Trotsky permaneceu entre aqueles que mais dialeticamente apreciavam os eventos. Introduziu o fator “luta de classes” contra abordagens economicistas do tipo Kondratiev; também a empreendeu contra o catastrofismo do stalinismo emergente (seus economistas afirmavam que o capitalismo estava próximo do “colapso”, absolvendo a política traidora da Internacional Comunista).

Em todo caso, é verdade que seu texto mais catastrófista é uma “Introdução” – escrita para trabalhadores norte-americanos – a uma seleção de citações do Volume I de Capital feitas pelo economista e ex-deputado do PCA Otto Ruhle. Intitula-se “O pensamento vivo de Marx” e, juntamente com apreciações agudas, combina unilateralidades evidentes: “O progresso humano parou em um beco sem saída. Apesar dos últimos triunfos do pensamento técnico, as forças produtivas naturais já não aumentam” (Trotsky, Pensamento …, pp. 32).

Mas se a avaliação de Trotsky se mostrou errada (apesar de todos os aspectos de verossimilhança que tinha quando foi formulada!), É porque o curso da luta de classes introduziu um fator imprevisto que permitiu à curva de desenvolvimento capitalista endereçar-se novamente para cima: a eclosão da Segunda Guerra Mundial e a derrota histórica que este evento significou para os trabalhadores do mundo, além da degeneração burocrática da antiga URSS, outro triunfo estratégico do sistema.

Portanto, suas avaliações devem ser tomadas de forma concreta; não poderiam servir para exonerar os marxistas que, no segundo período do pós-guerra, em meio ao maior boom econômico do capitalismo, mantiveram definições estancacionistas que se chocaram com a realidade, bem como com o método postulado pelo próprio Trotsky naquele texto: “Marx era perfeitamente capaz de examinar o fenômeno da vida à luz da análise concreta, como produto da concatenação de vários fatores históricos” (Idem, p. 27) [3].

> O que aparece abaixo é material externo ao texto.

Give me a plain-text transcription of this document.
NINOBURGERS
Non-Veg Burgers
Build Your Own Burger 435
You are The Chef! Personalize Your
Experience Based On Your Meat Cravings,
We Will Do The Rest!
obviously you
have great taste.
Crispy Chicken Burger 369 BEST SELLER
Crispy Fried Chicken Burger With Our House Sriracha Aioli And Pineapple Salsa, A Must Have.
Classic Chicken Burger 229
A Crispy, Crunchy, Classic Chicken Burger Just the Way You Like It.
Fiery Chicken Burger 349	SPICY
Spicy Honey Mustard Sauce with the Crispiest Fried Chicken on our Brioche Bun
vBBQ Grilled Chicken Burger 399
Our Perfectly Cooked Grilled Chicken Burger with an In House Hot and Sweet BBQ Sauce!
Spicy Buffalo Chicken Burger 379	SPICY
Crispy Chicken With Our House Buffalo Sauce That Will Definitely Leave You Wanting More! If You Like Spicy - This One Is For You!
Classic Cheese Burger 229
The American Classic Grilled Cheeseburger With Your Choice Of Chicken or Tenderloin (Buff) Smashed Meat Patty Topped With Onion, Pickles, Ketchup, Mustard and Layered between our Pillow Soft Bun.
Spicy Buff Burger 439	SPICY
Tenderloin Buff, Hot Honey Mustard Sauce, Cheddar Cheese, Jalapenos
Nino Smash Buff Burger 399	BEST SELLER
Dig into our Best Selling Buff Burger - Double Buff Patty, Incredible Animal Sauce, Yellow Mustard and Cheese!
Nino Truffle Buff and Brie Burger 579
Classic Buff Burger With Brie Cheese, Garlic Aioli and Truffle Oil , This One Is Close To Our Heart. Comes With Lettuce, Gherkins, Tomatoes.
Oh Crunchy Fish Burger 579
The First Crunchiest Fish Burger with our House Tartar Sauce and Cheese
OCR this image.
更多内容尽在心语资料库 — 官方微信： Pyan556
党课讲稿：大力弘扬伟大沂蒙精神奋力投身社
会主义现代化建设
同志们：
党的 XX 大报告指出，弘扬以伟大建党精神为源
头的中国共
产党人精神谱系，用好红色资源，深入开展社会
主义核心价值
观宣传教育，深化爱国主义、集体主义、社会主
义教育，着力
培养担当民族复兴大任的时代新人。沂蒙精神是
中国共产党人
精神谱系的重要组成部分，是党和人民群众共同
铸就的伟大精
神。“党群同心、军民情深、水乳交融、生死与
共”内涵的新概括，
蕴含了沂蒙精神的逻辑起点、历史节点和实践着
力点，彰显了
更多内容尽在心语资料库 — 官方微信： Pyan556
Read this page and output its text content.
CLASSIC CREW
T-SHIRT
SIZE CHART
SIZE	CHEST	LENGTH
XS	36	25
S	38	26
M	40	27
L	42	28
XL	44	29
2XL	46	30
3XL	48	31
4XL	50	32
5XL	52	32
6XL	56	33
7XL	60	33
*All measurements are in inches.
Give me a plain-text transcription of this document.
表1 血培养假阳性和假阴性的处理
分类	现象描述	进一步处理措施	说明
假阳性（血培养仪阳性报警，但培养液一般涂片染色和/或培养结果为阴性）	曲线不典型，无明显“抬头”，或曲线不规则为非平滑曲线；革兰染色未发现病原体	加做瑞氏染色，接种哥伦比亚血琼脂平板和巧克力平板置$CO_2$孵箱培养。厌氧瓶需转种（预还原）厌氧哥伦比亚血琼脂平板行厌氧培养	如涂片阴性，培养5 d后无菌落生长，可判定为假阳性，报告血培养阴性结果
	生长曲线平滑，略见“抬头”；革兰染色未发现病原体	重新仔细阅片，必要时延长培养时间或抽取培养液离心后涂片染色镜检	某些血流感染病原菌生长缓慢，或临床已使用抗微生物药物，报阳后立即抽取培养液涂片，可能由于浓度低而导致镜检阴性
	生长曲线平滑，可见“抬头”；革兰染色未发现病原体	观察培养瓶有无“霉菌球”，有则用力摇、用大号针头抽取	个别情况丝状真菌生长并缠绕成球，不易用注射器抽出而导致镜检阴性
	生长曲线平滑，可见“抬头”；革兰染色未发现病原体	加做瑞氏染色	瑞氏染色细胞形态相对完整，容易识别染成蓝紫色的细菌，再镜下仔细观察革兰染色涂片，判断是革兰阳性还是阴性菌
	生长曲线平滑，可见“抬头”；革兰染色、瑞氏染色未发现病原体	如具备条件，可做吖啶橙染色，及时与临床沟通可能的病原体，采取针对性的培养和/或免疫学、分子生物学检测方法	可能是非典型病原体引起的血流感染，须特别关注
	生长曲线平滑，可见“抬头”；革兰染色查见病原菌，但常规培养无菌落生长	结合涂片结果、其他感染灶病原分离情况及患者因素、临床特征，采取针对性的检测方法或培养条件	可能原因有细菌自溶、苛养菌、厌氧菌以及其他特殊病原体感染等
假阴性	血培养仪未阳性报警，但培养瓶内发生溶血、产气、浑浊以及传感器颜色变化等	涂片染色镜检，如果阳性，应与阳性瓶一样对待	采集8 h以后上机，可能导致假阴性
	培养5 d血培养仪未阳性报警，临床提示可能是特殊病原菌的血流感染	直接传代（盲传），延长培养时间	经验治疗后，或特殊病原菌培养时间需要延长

Tendo se modificado a situação, continuar repetindo que as forças produtivas “pararam de crescer”, foi um erro com consequências políticas muito sérias: serviu como base “material” para as análises mais objetivistas (veja a tese XIV da “Atualização do Programa de Transição”, de Nahuel Moreno).

É verdade que as coisas não eram tão simples: baseava-se na ideia equivocada de que, se a época era revolucionária (que era e o é!), o capitalismo “não poderia desenvolver as forças produtivas”. E vice-versa, mas com consequências mais sérias, se considerava-se que o capitalismo as havia “voltado a desenvolver”, então a época “deixava de ser revolucionária” … Um esquematismo que formou parte das oposições de brancos e negros que caracterizou o trotskismo no pós-guerra

Uma apreciação mais dialética teria permitido abordar a questão como Marx sempre a analisou: a de um progresso das forças produtivas que, sob a camisa de força das relações capitalistas, desenvolve tanto as forças produtivas como debilita as duas fontes de riqueza: “ A produção capitalista apenas desenvolve, então, a técnica e a combinação do processo social de produção, ao mesmo tempo em que prejudica as fontes originais de toda a riqueza: a terra e o trabalhador” (Marx, em Trotsky, O Pensamento…, p. 164).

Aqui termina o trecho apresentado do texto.